The first argument that we cannot tax our wealthy is because of the specter of them leaving our state. In 2016, a report by economists Young, et al., came out showing that over a 25-year period, state income tax rates did not substantially affect interstate migration of the wealthy.

More to the point, we have approximately 12 percent more millionaires than we did in 2010.  We are losing swaths of residents who make $50,000 or less, but gaining residents who make $100,000 or more. When people loudly ruminate about people leaving the state make sure they recognize that it is specifically the middle class who are leaving.

These are the facts, despite income tax increases in both 2011 and 2015. Often billed as the “largest tax increases in our state’s history” (which defies logic and reason given that the top tax bracket increased less than half a percent in aggregate), wealthy people still managed to accrue within our boundaries. And remember, Connecticut is No. 1 in per capita income, whereas Florida is No. 31. For all of our hand wringing, we are doing exceptionally well with regard to keeping our wealthy happy.

The second argument is that relying on the income tax is too volatile, and too difficult to make reliable projections. The answer from some politicians, with a nod and shrug, is to say that we simply can’t rely on the income tax. I disagree.

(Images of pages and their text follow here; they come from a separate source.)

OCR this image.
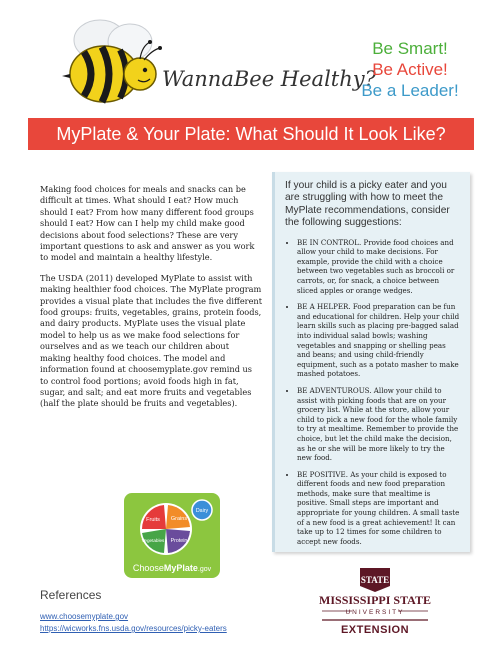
WannaBee Healthy?
Be Smart!
Be Active!
Be a Leader!
MyPlate & Your Plate: What Should It Look Like?

Making food choices for meals and snacks can be difficult at times. What should I eat? How much should I eat? From how many different food groups should I eat? How can I help my child make good decisions about food selections? These are very important questions to ask and answer as you work to model and maintain a healthy lifestyle.

The USDA (2011) developed MyPlate to assist with making healthier food choices. The MyPlate program provides a visual plate that includes the five different food groups: fruits, vegetables, grains, protein foods, and dairy products. MyPlate uses the visual plate model to help us as we make food selections for ourselves and as we teach our children about making healthy food choices. The model and information found at choosemyplate.gov remind us to control food portions; avoid foods high in fat, sugar, and salt; and eat more fruits and vegetables (half the plate should be fruits and vegetables).

If your child is a picky eater and you are struggling with how to meet the MyPlate recommendations, consider the following suggestions:

• BE IN CONTROL. Provide food choices and allow your child to make decisions. For example, provide the child with a choice between two vegetables such as broccoli or carrots, or, for snack, a choice between sliced apples or orange wedges.
• BE A HELPER. Food preparation can be fun and educational for children. Help your child learn skills such as placing pre-bagged salad into individual salad bowls; washing vegetables and snapping or shelling peas and beans; and using child-friendly equipment, such as a potato masher to make mashed potatoes.
• BE ADVENTUROUS. Allow your child to assist with picking foods that are on your grocery list. While at the store, allow your child to pick a new food for the whole family to try at mealtime. Remember to provide the choice, but let the child make the decision, as he or she will be more likely to try the new food.
• BE POSITIVE. As your child is exposed to different foods and new food preparation methods, make sure that mealtime is positive. Small steps are important and appropriate for young children. A small taste of a new food is a great achievement! It can take up to 12 times for some children to accept new foods.
Fruits Grains
Vegetables Protein
Dairy
ChooseMyPlate.gov
References
www.choosemyplate.gov
https://wicworks.fns.usda.gov/resources/picky-eaters
STATE
MISSISSIPPI STATE
UNIVERSITY
EXTENSION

The income tax is that only vehicle to ensure that there is tax fairness. What we ought to be doing is building in a 5 percent buffer for our budget, and not just attempt to balance the budget. Any excess can go to paying for our promises and building the rainy day fund back up; and when times are lean, we have a built-in safeguard against miscalculations or market downturns. Any business owner knows that you need to be conservative with revenue projections, and we could bring that mentality to government.

A third argument is that taxing our wealthy will limit the growth of our taxable base. This self-serving fiction, pushed by conservative think tanks for decades, uses simplistic supply-side doctrinism to argue that giving wealthy people tax breaks creates new employment opportunities, increases productivity, and grows the economic pie for everyone to benefit.

In reality, the fruits of the labor force are going directly to capital owners, and the only way to remediate this effect is to increase the minimum wage, provide competitive wages from the state, and increase taxation on the wealthy. Our millionaires need only so many loaves of bread. Every dollar that goes into the pocket of someone making $50,000 or less is recycled back into the economy. The same cannot be said for every dollar going back to a millionaire.

A fourth argument is that taxing the wealthy punishes success. Let me be very clear: no millionaire gets there alone. The burgeoning wealth of the upper class in the 1980s and beyond was possible due to investments made for four decades. Investments in education, infrastructure, and information technology – only possible through strong government and progressive taxation. The idea that the wealthy work harder than the rest of us is factually inaccurate.

Talk to a single mother who works 80 hours a week just to keep the electricity on, then tell me that someone works remotely as hard by watching the stock market ascend. Taxing the wealthy is not about punishing the rich, it is about recognizing that once income far outpaces basic needs, you ought to be contributing a bit more to the society that made this possible.

Lastly, there is the argument that increasing taxes on the wealthy will simply be flouted by new tax avoidance schemes. There is the fear that our wealthy are renting houses in Florida and declaring income in a different state, while still participating in the Connecticut marketplace and benefiting from our high quality of life. Refusing to tackle this problem is like Norton anti-virus throwing up their hands and refusing to go after new viruses simply because there will be new ones after every new update. We are legislators, and it is our damn job to fix these problems. If you live in Connecticut, then you pay Connecticut income tax, period. Having a household in Connecticut is enough of a nexus for us to tax someone.

We can solve our deep, structural inequities, but only once we all get on the same page as to the problem. Legislators will not do the difficult, but right, thing until they are pushed – and the urban legislators already understand what is necessary.

We need residents of the state to push legislators on the shoreline, in wealthy enclaves, and in small towns. Until we get the legislature on board, you can expect an austerity budget reducing services for the middle class, while simultaneously raising their taxes. The only ones who won’t be feeling the heat under the current governor’s, Democrat’s, and Republican’s budget will be the wealthy.

That is not right.

State Rep. Josh Elliott, a Democrat, represents Hamden, the 88th legislative district.